Peter Tracey                                     Tel: 020 3100 2000

Richard Crawley

Jamie Richards

 

Zeus Capital Limited

Dominic King                                    Tel: 020 3829 5000

 

Camarco

Billy Clegg                                         Tel: 020 3757 4983

Georgia Edmonds

Notes to Editors

Vertu Motors, the UK automotive retailer with a proven growth strategy, is the fifth largest automotive retailer in the UK with a network of 125 sales outlets across the UK.  Its dealerships operate predominantly under the Bristol Street Motors, Vertu, Farnell and Macklin Motors brand names.
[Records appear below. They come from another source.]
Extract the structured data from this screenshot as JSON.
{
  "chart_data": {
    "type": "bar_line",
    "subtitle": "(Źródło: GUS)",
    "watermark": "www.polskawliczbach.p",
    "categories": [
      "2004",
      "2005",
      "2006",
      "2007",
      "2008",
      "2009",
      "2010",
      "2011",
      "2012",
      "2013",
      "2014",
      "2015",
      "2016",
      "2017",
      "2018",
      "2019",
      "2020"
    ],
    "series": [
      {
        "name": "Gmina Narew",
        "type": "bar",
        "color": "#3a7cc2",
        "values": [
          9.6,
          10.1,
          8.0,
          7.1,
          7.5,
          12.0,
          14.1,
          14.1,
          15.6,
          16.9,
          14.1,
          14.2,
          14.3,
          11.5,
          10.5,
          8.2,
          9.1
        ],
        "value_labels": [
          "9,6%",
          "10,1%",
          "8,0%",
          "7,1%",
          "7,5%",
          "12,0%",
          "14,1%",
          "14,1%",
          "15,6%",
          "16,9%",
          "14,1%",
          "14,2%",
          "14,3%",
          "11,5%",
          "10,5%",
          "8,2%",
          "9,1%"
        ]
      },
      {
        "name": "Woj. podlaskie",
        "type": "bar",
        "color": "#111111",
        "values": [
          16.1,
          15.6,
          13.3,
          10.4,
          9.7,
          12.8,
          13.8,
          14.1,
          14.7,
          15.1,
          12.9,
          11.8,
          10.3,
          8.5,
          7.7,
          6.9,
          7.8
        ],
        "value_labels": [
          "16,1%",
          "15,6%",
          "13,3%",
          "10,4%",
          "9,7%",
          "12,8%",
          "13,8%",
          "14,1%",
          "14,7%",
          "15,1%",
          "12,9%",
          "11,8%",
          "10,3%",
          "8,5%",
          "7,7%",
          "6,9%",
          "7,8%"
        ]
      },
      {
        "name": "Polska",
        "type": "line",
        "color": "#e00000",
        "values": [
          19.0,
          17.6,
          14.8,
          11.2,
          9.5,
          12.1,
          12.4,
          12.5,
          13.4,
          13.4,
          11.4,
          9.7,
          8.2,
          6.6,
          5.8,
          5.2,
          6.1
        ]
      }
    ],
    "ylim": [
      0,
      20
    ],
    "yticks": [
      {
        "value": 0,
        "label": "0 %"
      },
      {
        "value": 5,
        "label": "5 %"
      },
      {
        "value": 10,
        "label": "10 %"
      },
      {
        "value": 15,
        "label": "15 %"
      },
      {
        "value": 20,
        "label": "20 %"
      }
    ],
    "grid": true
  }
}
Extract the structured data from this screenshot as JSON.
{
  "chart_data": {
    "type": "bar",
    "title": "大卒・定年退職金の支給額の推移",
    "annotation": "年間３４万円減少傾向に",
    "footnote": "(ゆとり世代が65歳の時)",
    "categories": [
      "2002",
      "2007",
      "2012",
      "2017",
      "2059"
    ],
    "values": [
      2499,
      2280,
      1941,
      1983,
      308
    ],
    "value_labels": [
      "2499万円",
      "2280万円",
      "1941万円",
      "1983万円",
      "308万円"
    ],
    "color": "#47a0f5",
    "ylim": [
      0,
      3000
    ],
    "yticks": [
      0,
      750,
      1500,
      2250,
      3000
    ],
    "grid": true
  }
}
Vertu Motors was established in November 2006 with the strategy to consolidate the UK motor retail sector.  It is intended that the Group will continue to acquire motor retail operations to grow a scaled dealership group.  The Group's acquisition strategy is supplemented by a focused organic growth strategy to drive operational efficiencies through its national dealership network. The Group currently operates 122 franchised sales outlets and 3 non-franchised sales operations from 105 locations across the UK.

Vertu Motors Group websites - www.vertumotors.com / www.vertucareers.com

Vertu brand websites - www.bristolstreet.co.uk / www.vertuhonda.com / www.vertutoyota.com / www.macklinmotors.co.uk / www.farnelllandrover.com / www.farnelljaguar.com / www.vertuvolkswagen.com / www.vertumercedes-benz.com

Forward-looking statements

This document may contain certain 'forward-looking' statements. By their nature, forward-looking statements involve risk and uncertainty because they relate to future events and circumstances. Actual outcomes and results may differ materially from any outcomes or results expressed or implied by such forward-looking statements.

Any forward-looking statements made by, or on behalf of, Vertu Motors plc speak only as of the date they are made and no representation or warranty is given in relation to them, including as to their completeness or accuracy or the basis on which they were prepared. Vertu Motors plc does not undertake to update forward-looking statements to reflect any changes in its expectations with regard thereto or any changes in events, conditions or circumstances on which any such statement is based.